Seorang teman di Facebook pernah menceritakan, ada temannya yang dulu dididik dengan metode hemat dan ketat oleh orang tuanya, dengan harapan dia mampu bersikap sederhana dan tidak neko-neko sepanjang hidupnya. Apa yang terjadi sekarang? Dia hidup tetap sederhana. Dengan kata lain yang lebih lugas: hidupnya pas-pasan!

Sementara, ceritanya, teman-temannya yang lain yang terbiasa dimanja, setiap minta uang ke orang tua mereka selalu diberi, saat ini hidupnya justru berkelimpahan.

Ini tentu berlawanan dengan keyakinan lama kita, bahwa pendidikan yang serbadisiplin akan membuat seseorang tumbuh menjadi kuat dan sukses di masa depan. Sedangkan anak-anak yang terbiasa dimanja akan tumbuh melempem dan berpotensi jadi beban masyarakat kelak.

Setidaknya, dari pengamatan teman kuliah saya yang juga teman Facebook itu, kenyataannya sudah tidak sesederhana "jika A maka B" lagi. Analisisnya, semua ini cenderung berkaitan dengan pembiasaan dan pola pikir.

Temannya yang sedari kecil terbiasa melihat uang datang dengan mudah, saat dewasa, dia menjadi manusia yang "santai" dan positif. Justru karena sikap itulah, uang jadi tertarik menghampirinya tanpa henti.

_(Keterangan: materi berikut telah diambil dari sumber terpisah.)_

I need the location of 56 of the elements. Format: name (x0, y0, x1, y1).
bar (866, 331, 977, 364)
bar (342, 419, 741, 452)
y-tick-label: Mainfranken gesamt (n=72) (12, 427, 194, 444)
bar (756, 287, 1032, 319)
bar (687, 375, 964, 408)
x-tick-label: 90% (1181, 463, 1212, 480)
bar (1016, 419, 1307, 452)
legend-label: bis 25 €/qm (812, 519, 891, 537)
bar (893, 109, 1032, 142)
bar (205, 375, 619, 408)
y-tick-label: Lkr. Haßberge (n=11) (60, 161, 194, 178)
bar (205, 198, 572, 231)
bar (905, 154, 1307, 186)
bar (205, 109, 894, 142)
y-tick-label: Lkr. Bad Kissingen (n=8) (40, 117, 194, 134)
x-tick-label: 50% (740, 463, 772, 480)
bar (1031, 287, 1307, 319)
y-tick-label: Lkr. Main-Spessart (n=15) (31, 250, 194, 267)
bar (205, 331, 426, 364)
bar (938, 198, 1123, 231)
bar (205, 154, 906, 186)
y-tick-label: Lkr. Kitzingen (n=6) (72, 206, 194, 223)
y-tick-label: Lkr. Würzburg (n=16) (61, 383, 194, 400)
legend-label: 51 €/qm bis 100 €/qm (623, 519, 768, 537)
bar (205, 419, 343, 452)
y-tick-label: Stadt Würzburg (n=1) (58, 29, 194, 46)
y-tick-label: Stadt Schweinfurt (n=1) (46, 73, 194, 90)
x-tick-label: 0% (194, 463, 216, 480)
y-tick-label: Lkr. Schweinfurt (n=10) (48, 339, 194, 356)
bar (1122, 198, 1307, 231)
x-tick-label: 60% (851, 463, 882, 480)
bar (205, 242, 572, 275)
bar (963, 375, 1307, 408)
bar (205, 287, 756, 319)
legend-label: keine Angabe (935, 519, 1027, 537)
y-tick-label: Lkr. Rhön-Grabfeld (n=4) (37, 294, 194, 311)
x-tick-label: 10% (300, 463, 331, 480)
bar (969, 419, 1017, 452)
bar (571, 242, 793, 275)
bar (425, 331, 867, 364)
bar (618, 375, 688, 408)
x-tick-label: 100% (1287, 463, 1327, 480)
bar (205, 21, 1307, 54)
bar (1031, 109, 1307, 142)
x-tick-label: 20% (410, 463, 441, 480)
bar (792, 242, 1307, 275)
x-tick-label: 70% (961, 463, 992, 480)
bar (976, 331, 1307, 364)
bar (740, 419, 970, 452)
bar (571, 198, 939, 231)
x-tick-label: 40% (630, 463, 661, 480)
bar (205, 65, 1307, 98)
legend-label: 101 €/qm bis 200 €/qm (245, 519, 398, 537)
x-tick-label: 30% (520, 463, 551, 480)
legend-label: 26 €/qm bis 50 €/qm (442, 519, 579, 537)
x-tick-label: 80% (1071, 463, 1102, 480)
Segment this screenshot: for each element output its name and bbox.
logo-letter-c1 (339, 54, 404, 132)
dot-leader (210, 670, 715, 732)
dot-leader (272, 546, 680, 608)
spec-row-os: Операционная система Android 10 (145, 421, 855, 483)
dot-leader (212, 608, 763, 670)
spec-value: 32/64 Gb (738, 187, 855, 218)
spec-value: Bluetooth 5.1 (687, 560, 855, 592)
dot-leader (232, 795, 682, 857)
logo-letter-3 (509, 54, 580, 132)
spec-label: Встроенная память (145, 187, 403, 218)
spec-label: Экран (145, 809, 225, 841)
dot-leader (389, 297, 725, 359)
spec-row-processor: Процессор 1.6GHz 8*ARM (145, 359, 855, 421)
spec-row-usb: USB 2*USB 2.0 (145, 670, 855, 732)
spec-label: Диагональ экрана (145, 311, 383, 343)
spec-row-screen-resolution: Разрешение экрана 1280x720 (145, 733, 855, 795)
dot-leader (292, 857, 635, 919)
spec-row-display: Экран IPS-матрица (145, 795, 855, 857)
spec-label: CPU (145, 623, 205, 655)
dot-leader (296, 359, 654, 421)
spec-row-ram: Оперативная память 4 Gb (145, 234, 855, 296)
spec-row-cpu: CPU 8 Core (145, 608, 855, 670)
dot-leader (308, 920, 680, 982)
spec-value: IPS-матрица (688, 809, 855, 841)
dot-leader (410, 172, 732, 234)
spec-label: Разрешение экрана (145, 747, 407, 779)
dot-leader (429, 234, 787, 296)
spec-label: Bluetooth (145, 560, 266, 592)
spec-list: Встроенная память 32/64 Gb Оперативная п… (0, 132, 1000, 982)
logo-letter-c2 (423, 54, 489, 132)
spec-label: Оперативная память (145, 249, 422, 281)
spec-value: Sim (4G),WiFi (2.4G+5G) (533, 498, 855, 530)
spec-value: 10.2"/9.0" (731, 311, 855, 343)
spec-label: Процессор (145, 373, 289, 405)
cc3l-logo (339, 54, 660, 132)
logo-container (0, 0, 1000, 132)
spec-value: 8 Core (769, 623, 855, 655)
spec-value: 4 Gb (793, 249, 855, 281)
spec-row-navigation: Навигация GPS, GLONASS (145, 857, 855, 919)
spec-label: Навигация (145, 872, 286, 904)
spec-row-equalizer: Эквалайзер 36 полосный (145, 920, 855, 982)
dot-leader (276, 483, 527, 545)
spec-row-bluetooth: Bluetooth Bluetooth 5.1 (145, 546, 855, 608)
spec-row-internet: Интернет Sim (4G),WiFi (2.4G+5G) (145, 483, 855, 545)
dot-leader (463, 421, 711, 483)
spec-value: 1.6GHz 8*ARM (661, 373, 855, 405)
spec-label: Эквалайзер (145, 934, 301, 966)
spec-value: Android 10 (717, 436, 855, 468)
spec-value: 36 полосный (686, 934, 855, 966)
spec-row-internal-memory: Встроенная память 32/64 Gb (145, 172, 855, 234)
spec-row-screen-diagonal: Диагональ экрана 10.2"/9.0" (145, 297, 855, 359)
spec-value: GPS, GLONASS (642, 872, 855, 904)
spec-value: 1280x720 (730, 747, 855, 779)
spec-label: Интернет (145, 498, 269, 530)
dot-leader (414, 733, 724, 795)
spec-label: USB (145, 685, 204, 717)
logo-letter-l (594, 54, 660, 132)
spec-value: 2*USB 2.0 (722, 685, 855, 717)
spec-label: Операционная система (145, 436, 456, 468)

Sedangkan teman-temannya yang sejak kecil terbiasa didamprat, “Minta uang lagi?! Kamu pikir bapakmu ini punya kebun uang, apa?!” akan merasa bahwa uang memang sesuatu yang mewah. Tidak pantas mereka dapatkan dengan mudah. Pola pikir ini terbawa sampai dewasa. Akibatnya, uang benar-benar “merasa gengsi” berkawan dengan mereka. Hidup pun jadi pas-pasan.

Aura negatif membuat nasib menjadi negatif. Sikap positif membuat nasib menjadi positif. Nasib seseorang bergantung pola pikirnya sendiri. "Whether you think you can or you can't, you're right," kata Henry Ford.

Bukan, ini bukan hasil penelitian sosial atau psikologi yang ilmiah. Namun, kita tentu bisa melihat bahwa ini sangat masuk akal. Pada gilirannya, ini membawa kita ke pertanyaan awal, "Bagaimana seharusnya kita mendidik anak?"

Haruskah anak dimanja dengan mempermudah segalanya agar dalam benaknya tertancap sikap positif terhadap kehidupan? Atau membuat segalanya sulit baginya agar dia kuat dan terbiasa mencari jalan keluar yang kreatif?

Tentu, ini masalah yang terlalu kompleks untuk dibawa ke dalam satu kesimpulan tunggal. Banyak variabel yang memengaruhi. Dua di antaranya adalah latar belakang orang tua dan karakter si buah hati.

Semuanya kembali ke keputusan orang tua. Apapun itu, sebaiknya kita selalu merujuk kepada tren perkembangan zaman yang sulit diprediksi ini. Ada baiknya, kita menyiapkan anak untuk mampu menerima dan beradaptasi dengan apapun yang terjadi terhadapnya.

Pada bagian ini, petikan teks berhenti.